Certificate Hierarchy
Finally, let’s recap how this certificate hierarchy works between cloud and edge.
🏠 Root Certificate Authority (CA) — Offline
Self-signed
Only used to sign intermediate CA certs
Private key stored in offline, air-gapped Hardware Security Module (HSM)
☁️ Cloud Intermediate CA — GCP KMS
Private Key stored in GCP KMS.
Signs intermediate certs for local attestation servers (delegated intermediates)
Signs edge device certificates if they participate in direct-to-cloud attestation
🖥️ Local Attestation Server (Edge "Sub-Intermediate")
Has a private key generated & stored in a TPM on the local server
CSR is sent to cloud intermediate CA, which issues an intermediate cert
That intermediate cert:
Identifies this as an authorized signing authority
Includes name constraints or other policy constraints to limit scope. “These constraints may include name constraints, Subject DNs, or certificate policy OIDs that identify the delegated scope of each attestation server. For example:
OID = 1.2.3.4.5.100
for cloud-issued device certsOID = 1.2.3.4.5.XXXXX
for site-issued device certs, where XXXXX indicates our site unique identifier in integer form (.1, .4365, .50042, etc.)In this case we’ll use the sample OID “1.2.3.4.5.XX” since we are not expecting to share our certs externally and do not want to bother registering for an enterprise OID arc with IANA.
The server:
Acts as the CA of record and signs CSRs from edge devices in its environment
Validates measured boot values
📦 Edge Devices
Each device generates its own attestation key in TPM
Sends a CSR to the local attestation server
Receives a cert signed by that local server’s TPM-held key
Uses that cert for secure identity and attestation
Conclusion
In this post, we learned how certificates get created and how they work as vouchers for a device or domain identity. We also learned how a Certificate Authority and Attestation Server are foundational building blocks for secure, scalable edge computing deployments, and reviewed the design specification for the one I’ll use in my edge lab.
So, what’s next?
I’ll finish implementation of the Attestation Server + CA and I’ll publish the code to GitHub for those that are interested. I have a 16 month old, so I am not as fast as I once was.

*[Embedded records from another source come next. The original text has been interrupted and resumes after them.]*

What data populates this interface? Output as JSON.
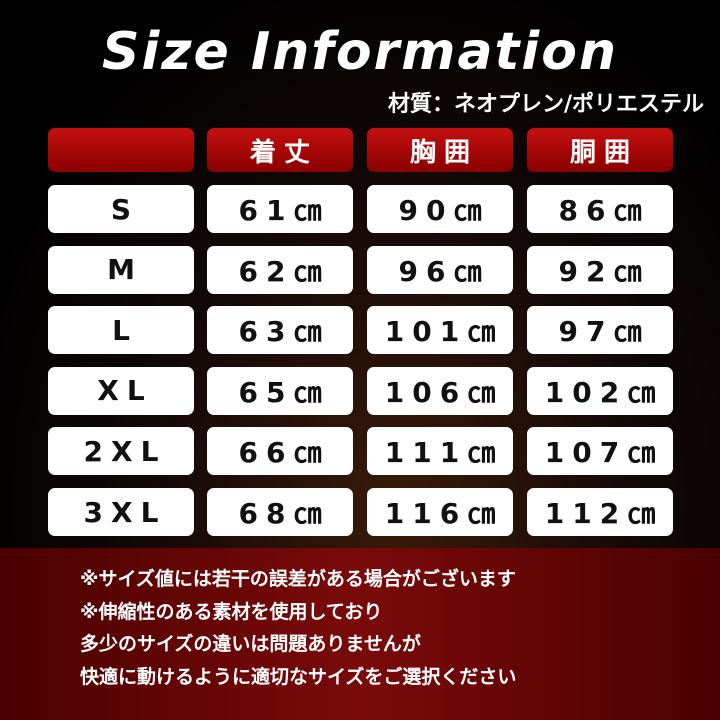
{
  "header": {
    "title": "Size Information",
    "material": "材質：ネオプレン/ポリエステル"
  },
  "table": {
    "columns": [
      "着丈",
      "胸囲",
      "胴囲"
    ],
    "rows": [
      [
        "S",
        "61㎝",
        "90㎝",
        "86㎝"
      ],
      [
        "M",
        "62㎝",
        "96㎝",
        "92㎝"
      ],
      [
        "L",
        "63㎝",
        "101㎝",
        "97㎝"
      ],
      [
        "XL",
        "65㎝",
        "106㎝",
        "102㎝"
      ],
      [
        "2XL",
        "66㎝",
        "111㎝",
        "107㎝"
      ],
      [
        "3XL",
        "68㎝",
        "116㎝",
        "112㎝"
      ]
    ]
  },
  "notes": [
    "※サイズ値には若干の誤差がある場合がございます",
    "※伸縮性のある素材を使用しており",
    "多少のサイズの違いは問題ありませんが",
    "快適に動けるように適切なサイズをご選択ください"
  ]
}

The next blog post in the series is about how to establish a hardware root of trust for a new edge node and implement measured boot.
I’ll implement an initial device config and the edge node code (hey, a rhyme!) that talks to our attestation server(s) on boot. This will get delivered via a minimal PXE boot when the device boots the first time.

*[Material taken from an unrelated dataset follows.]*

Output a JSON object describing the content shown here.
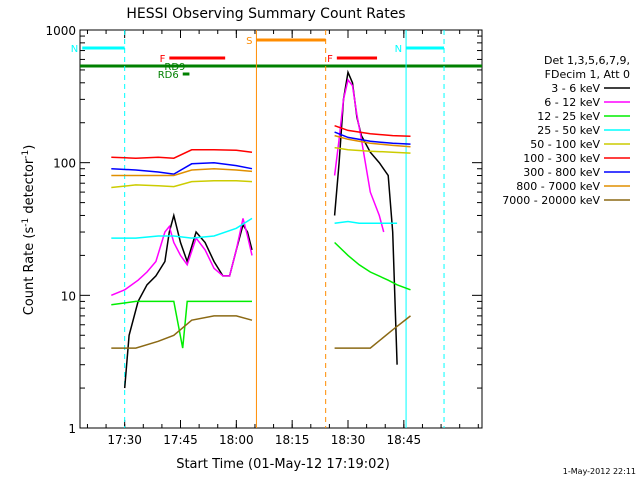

I’ll write another blog post about how credential sealing works, which will provide another layer of security for our device, once again depending on our trusty TPM.
I have yet to mention networking, which is pretty important. I’ll write a separate post about that soon enough!
Then we’re on to the easy stuff… PXE booting a “permanent” image, K3s install, GitOps, observability, WASM, GPUs, radar IoT devices, and more.
Thanks for reading — this one gets into a lot of sticky technical design details and probably is tough reading, but I hope you stuck with it, learned something new, and tool the time to understand the concepts.
16 month olds definitely need a CA. I have a 2month old and I'm sitting here wondering how I can load an Attestation server within him.
This below sentence, mid-way through the article, made me sit back for a second and think "we're living in the time of ex-machina for sure".
["It cryptographically proves the identity of a digital entity and enables others to trust it."]
I love how things that feel super complicated can have awesomely simple components, like the "Client Hello", "Server Hello", which are part of the 'establishing secure connection' infograph.
That interaction between digital entities sufficiently sums up why I love tech so much.... somewhere in a process there are computers saying Hi to one another, doing simple but complicated amazing things in the process.
Like you started the article, I'm sure a lot of people are thinking "Man, thanks for taking the time to write awesome content". You're a beast, very informative.